28.05.2004 - 00:00 Uhr
TeunzOberpfalz

Magnetfeldtherapie bringt Körper wieder ins Lot - "Weg von der Chemie" - Referat beim ... Moderner Lebensrhythmus macht krank

von Michaela Lowak Kontakt Profil

Gehört hatten die meisten schon davon, doch wie's genau funktioniert, wusste kaum jemand. Rund 20 Zuhörer lauschten am Freitagnachmittag interessiert den Worten von Heilpraktiker Peter Gürtler und Karl-Heinz Kaiser, Dozent des Institutes für Quantenmedizin. Die beiden Referenten aus dem Raum Darmstadt, die der Katholische Frauenbund Teunz eingeladen hatte, informierten über die Wirkungsweise und Möglichkeiten der Magnetfeldtherapie.

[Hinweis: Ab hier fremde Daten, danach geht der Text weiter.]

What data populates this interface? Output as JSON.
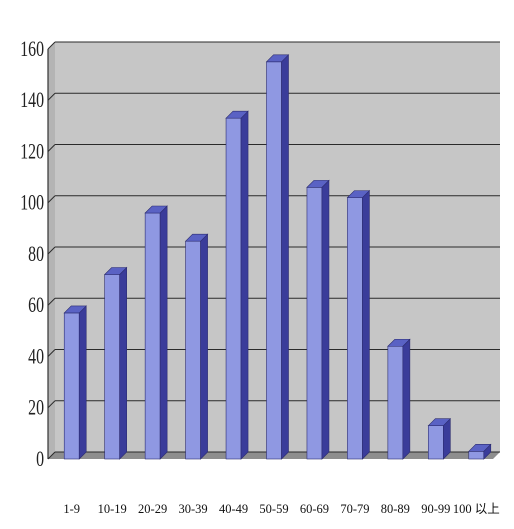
{
  "chart_data": {
    "type": "bar",
    "title": "",
    "xlabel": "",
    "ylabel": "",
    "categories": [
      "1-9",
      "10-19",
      "20-29",
      "30-39",
      "40-49",
      "50-59",
      "60-69",
      "70-79",
      "80-89",
      "90-99",
      "100 以上"
    ],
    "values": [
      57,
      72,
      96,
      85,
      133,
      155,
      106,
      102,
      44,
      13,
      3
    ],
    "ylim": [
      0,
      160
    ],
    "yticks": [
      "0",
      "20",
      "40",
      "60",
      "80",
      "100",
      "120",
      "140",
      "160"
    ],
    "grid": true,
    "legend": "none",
    "colors": {
      "bar_front": "#8f98e2",
      "bar_side": "#3a3c9a",
      "bar_top": "#5a62c4",
      "wall": "#c6c6c6",
      "floor": "#8e8e8e",
      "gridline": "#2a2a2a"
    }
  }
}
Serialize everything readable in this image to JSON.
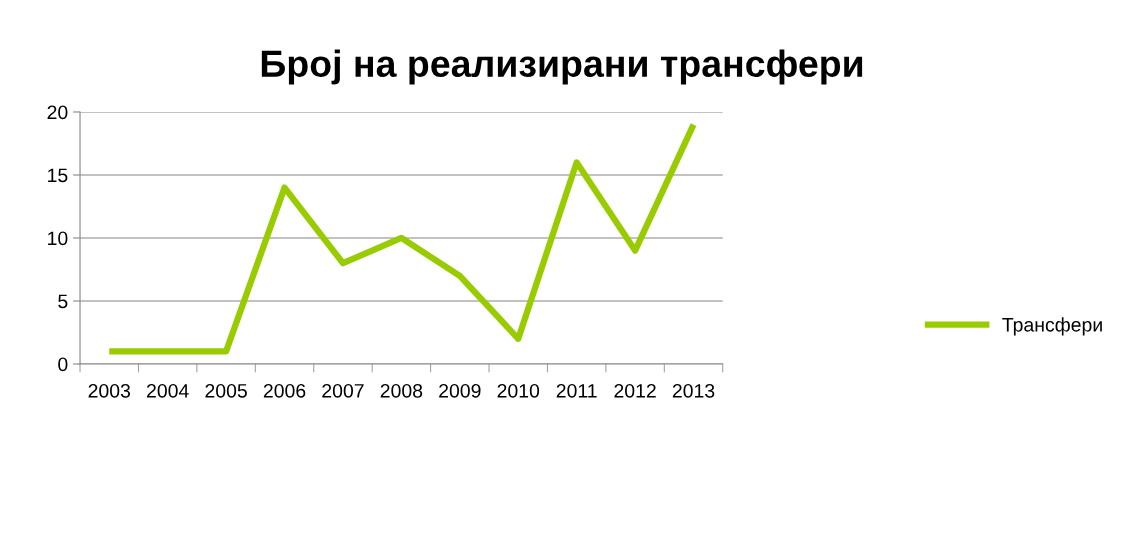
{
  "chart_data": {
    "type": "line",
    "title": "Број на реализирани трансфери",
    "categories": [
      "2003",
      "2004",
      "2005",
      "2006",
      "2007",
      "2008",
      "2009",
      "2010",
      "2011",
      "2012",
      "2013"
    ],
    "series": [
      {
        "name": "Трансфери",
        "color": "#99cc00",
        "values": [
          1,
          1,
          1,
          14,
          8,
          10,
          7,
          2,
          16,
          9,
          19
        ]
      }
    ],
    "ylim": [
      0,
      20
    ],
    "yticks": [
      0,
      5,
      10,
      15,
      20
    ],
    "grid": "y",
    "legend": "right",
    "marker": "none",
    "line_style": "solid"
  }
}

"Wir sind keine Gegner der Schulmedizin", stellte Gürtler zu Beginn klar. Doch die schnelle Abfertigung bei manchen Ärzten, sei nicht Sinn und Zweck der Sache. Viele Patienten würden durch immer mehr Tabletten und Spritzen in Abhängigkeit geraten. "Weg von der Chemie", laute deshalb sein Motto. Er selbst habe mit der Magnetfeldtherapie in seiner Praxis sehr gute Erfahrungen gemacht. "Wer heilt, hat Recht", sagte er. "Nur das zählt."

So alt wie Menschheit

Karl-Heinz Kaiser ging auf die Geschichte der Magnetfeldtherapie ein. "Sie ist so alt wie die Menschheit". Pflanzen, Tiere und Menschen könnten ohne Erdmagnetfeldern nicht existieren. Grundlegende Veränderungen in den vergangenen 100 Jahren würden den Menschen zu schaffen machen: "Wir bewegen uns zu wenig. Im Schnitt 1,5 bis drei Kilometer pro Tag. Unsere Nahrung enthält zu wenig Nährstoffe, es gibt mehr Lärm, das Leben ist schneller geworden", zählte Kaiser auf. Auch Elektrosmog wirke sich negativ aus. "Jede Leitung durch die Strom fließt, baut elektromagnetische Felder auf", so der Dozent. Kaffee, Alkohol oder schlechte Nachrichten würden ebenfalls nicht zum Wohlbefinden beitragen. "All diese Faktoren bringen die Schwingungen in unserem Körper in Unordnung", sagte Kaiser. Gesundheit sei aus ganzheitlicher Sicht eine Energiefrage. "Wenn der Zellstoffwechsel nicht optimal funktioniert, wird der Körper krank." Jeder Mensch werde mit 100 Prozent Lebenskraft geboren, die im Alter abnimmt. "Wenn sie unter 30 Prozent fällt, kommen die ersten Krankheiten."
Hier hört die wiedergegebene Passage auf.